In This Place Again
Published on May 18, 2011
This is how I’m feeling right now, well, it’s how I’ve been feeling for awhile. I’m restless, a bit confused, antsy–and deep down I know that I need to stop and listen to hear what my inner truth is telling me.
A year ago exactly I was finishing up the school year. I was packing away my personal items and moving them to another school. The “plan” was that I would be going down to part-time. That I would be working still as a part time Art teacher and doing Dirty Footprints Studio for the other “part time”.
I knew as I wheeled my boxes of lesson plans and keepsakes from my car to my new classroom that this would be the last this school would see of me. I knew it deep within my soul even though I was afraid at the time to announce it out loud.
So summer went by and when it was almost time to start school up again, my inner wisdom refused to let me not hear what it kept trying to say. My stomach got sick–I couldn’t eat–sleep was impossible–and then finally I just felt absolutely physically horrible. I knew I couldn’t go back. I just knew that’s not what the Universe was asking of me. My inner wisdom was so fed up with me ignoring her–that it went whoop-ass on my body.
I’ll always remember June 6, 2010 (Frida Kahlo’s birthday by the way)–as I drove to my new school and told them I quit. When I left the building I could literally feel the breeze rush against my cheek and the weight of years of frustration just melt right off of me. But I still didn’t have a clue–a real plan of what comes next. I’ve played this whole year out by following my intuition–by letting myself co-create with the universe–by simply being an Artist.
But now how the hell did I get here again? Why the knots in my stomach and the truth that keeps sitting at the top of my throat? Why do I feel like there is something else I need to be doing–something that’s more in alignment with who I really am?
Part of me is mourning that things didn’t work out the way I had hoped.

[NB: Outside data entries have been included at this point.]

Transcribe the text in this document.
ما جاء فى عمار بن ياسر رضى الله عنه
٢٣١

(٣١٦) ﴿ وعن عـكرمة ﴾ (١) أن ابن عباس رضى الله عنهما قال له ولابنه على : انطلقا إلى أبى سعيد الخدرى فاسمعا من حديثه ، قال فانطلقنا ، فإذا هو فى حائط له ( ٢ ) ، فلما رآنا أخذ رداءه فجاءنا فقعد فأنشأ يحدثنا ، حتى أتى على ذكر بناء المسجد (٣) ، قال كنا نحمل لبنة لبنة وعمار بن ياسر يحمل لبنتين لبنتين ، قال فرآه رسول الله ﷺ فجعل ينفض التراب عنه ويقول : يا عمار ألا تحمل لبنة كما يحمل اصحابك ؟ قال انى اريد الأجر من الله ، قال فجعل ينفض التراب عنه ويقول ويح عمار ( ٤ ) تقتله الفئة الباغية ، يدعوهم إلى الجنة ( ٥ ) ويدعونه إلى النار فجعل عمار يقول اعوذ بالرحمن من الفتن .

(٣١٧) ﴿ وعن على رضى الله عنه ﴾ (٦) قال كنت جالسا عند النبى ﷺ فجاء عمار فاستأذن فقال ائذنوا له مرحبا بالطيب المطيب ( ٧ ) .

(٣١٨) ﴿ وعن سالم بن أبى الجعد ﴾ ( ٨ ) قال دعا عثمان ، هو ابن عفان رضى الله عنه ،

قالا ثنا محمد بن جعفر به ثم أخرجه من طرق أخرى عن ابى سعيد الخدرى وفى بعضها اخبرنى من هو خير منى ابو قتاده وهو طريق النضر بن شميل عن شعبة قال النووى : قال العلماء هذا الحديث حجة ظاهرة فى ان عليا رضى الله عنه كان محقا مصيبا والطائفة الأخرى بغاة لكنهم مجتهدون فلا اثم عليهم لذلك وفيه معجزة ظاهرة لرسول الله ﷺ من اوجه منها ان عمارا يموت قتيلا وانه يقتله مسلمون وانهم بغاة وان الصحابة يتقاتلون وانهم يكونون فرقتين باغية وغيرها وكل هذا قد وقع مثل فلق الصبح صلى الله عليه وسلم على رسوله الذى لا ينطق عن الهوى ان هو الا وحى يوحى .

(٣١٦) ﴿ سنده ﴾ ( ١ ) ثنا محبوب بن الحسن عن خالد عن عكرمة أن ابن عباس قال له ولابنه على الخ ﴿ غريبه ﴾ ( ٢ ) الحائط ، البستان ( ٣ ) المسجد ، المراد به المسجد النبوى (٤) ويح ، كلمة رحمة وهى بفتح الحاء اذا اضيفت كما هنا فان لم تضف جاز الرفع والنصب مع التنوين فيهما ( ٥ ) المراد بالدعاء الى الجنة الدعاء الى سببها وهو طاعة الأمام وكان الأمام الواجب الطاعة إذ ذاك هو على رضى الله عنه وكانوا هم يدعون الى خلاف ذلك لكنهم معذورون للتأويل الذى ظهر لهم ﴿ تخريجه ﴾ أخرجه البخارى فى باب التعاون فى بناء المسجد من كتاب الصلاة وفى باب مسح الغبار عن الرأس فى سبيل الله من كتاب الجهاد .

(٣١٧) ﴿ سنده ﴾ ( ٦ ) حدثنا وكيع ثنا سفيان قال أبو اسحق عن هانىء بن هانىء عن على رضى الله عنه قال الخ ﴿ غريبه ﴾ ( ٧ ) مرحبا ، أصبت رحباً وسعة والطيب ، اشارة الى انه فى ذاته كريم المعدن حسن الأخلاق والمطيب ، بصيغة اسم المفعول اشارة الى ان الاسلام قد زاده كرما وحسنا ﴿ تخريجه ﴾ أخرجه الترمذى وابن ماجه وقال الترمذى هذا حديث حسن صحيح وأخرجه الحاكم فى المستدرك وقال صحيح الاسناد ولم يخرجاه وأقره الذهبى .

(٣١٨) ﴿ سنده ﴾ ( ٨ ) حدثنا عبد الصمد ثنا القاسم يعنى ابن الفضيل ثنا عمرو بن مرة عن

That I would find a new path that I would travel down endlessly. But a bigger part of me is excited, interested, and curious to know what lies ahead.
I won’t repeat the same mistake twice. I won’t let myself get to the point where my inner wisdom has to throw a tantrum to get my attention. I know that something bigger here is at play…and that this fear I feel is leading me in the right direction.
But why oh why can’t it just be easy? Why couldn’t I be a soul that settles for something instead of one that keeps searching and searching?